Gela – Al cospetto del gup alcune sue responsabilità le avrebbe ammesse. Non le avrebbe negate così come aveva già anticipato in precedenza.
È il professionista gelese Rosario Marchese, ritenuto peraltro dai magistrati vicino al clan Rinzivillo, tirato in ballo per un meccanismo che avrebbe consentito di raggirare l’erario.
In particolare, secondo la tesi accusatoria sarebbe stato al servizio del clan tirando su un sistema di false compensazioni fiscali.

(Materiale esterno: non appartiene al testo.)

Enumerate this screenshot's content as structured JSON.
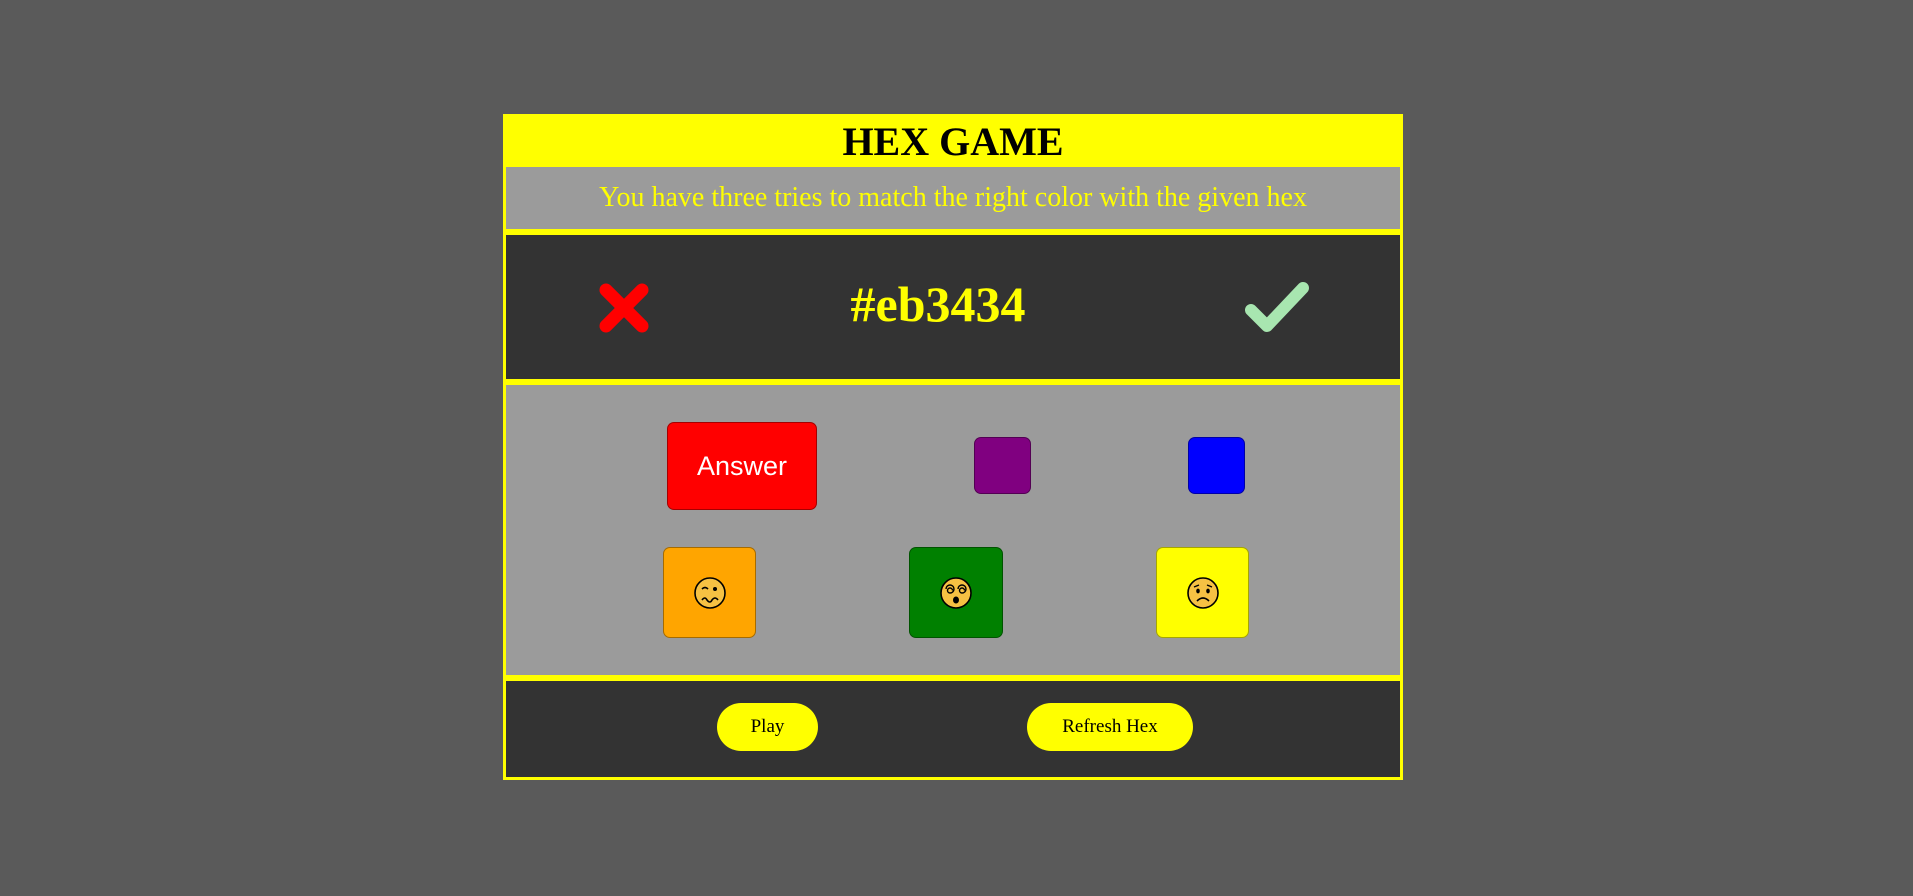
{
  "header": {
    "title": "HEX GAME",
    "instructions": "You have three tries to match the right color with the given hex"
  },
  "status": {
    "hex": "#eb3434",
    "wrong_icon": "x-mark-icon",
    "correct_icon": "check-mark-icon"
  },
  "swatches": [
    {
      "color": "#ff0000",
      "label": "Answer",
      "emoji": ""
    },
    {
      "color": "#800080",
      "label": "",
      "emoji": ""
    },
    {
      "color": "#0000ff",
      "label": "",
      "emoji": ""
    },
    {
      "color": "#ffa500",
      "label": "",
      "emoji": "woozy-face-icon"
    },
    {
      "color": "#008000",
      "label": "",
      "emoji": "dizzy-face-icon"
    },
    {
      "color": "#ffff00",
      "label": "",
      "emoji": "worried-face-icon"
    }
  ],
  "controls": {
    "play_label": "Play",
    "refresh_label": "Refresh Hex"
  },
  "colors": {
    "background": "#5a5a5a",
    "accent": "#ffff00",
    "panel_dark": "#333333",
    "panel_gray": "#9b9b9b",
    "wrong": "#ff0000",
    "correct": "#a8e6b0"
  }
}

Ne sarebbe stato la regia.
E adesso, al cospetto del gup del tribunale bresciano non ha nascosto un suo ruolo in questo ingranaggio che solo in questa tranche d’inchiesta, secondo l’accusa, complessivamente avrebbe dato vita a un giro di oltre una ventina di milioni di euro.
È tra il nutritissimo esercito d’imputati sul quale pende la richiesta di rinvio a giudizio, anche se alcuni hanno optato per il rito abbreviato.
Secondo lo spaccato tracciato dai magistrati del centro lombardo, sarebbe stato più che folto il drappello di aziende che avrebbero fatto ricorso al sistema – per l’accusa realizzato dallo stessa Marchese – per frodare le casse dello Stato.
In sintesi sarebbero stati fatti risultare investimenti – per gli inquirenti assolutamente inesistenti – in aree svantaggiate.